- Born: 1955 (age 70–71)
- Spouse: Salman of Saudi Arabia ​ ​(m. 1984)​
- Issue: List Crown Prince Mohammed ; Prince Khalid ; Prince Turki ; Prince Nayef ; Prince Bandar ; Prince Rakan;

Names
- Fahda bint Falah bin Hithlain Alajmi
- House: Al Saud (by marriage)
- Father: Falah bin Sultan Al Hithlain
- Mother: Munira bint Abdullah

= Fahda bint Falah Al Hithlain =

Third wife of King Salman of Saudi Arabia

Princess Fahda bint Falah Al Hithlain Alajmi (فهدة بنت فلاح آل حثلين العجمي) is the third spouse of Salman bin Abdulaziz Al Saud, the King of Saudi Arabia. She is a member of the Al-Ajman tribe. Her mother is Munira bint Abdullah and her ancestors include Al-Ajman tribe leaders, Rakan and Dhaydan bin Hithlain.

Fahda married King Salman in 1984. She has six children with King Salman: Crown Prince and Prime Minister Mohammed, Prince Turki, Defense Minister Prince Khalid, Prince Nayef, Prince Bandar and Prince Rakan. Her second eldest son, Turki, is a businessman. Prince Khalid, her third eldest son, is the Minister of Defense. Prince Bandar is the head of Royal Guard which deals with personal security of the King and Crown Prince.
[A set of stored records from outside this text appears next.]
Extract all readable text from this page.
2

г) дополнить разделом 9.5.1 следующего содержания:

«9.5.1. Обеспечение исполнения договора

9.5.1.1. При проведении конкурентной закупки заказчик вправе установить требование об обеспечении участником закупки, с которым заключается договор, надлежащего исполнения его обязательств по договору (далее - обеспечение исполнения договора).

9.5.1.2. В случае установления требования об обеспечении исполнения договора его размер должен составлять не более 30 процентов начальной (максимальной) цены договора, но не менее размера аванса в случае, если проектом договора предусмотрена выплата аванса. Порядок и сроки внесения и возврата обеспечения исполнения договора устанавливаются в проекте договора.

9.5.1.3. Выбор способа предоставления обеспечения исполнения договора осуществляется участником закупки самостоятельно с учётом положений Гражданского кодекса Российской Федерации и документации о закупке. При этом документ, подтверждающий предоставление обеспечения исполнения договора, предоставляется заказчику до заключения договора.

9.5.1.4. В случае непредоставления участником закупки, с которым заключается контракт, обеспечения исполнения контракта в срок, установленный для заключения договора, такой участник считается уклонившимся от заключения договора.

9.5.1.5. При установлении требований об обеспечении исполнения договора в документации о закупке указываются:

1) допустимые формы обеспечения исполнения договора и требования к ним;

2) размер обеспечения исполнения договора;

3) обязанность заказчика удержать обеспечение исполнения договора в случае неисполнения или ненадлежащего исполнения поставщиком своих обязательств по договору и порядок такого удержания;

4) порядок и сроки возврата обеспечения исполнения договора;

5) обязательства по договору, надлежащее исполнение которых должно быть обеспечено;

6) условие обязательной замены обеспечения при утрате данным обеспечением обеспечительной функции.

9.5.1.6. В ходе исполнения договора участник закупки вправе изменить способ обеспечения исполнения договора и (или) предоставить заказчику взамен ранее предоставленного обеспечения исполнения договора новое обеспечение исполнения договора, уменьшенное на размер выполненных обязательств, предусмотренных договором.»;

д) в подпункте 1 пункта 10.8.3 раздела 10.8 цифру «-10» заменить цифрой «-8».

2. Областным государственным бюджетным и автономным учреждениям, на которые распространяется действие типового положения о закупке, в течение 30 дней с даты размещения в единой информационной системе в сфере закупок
In 2017, US intelligence officials alleged that Fahda was placed under house arrest by her son, Crown Prince Bin Salman, under the auspices of the Crown Prince's anti-corruption purge. The purported arrest happened without the knowledge of King Salman, who was misled into thinking that his wife was receiving medical treatment. Saudi officials deny the US's allegations.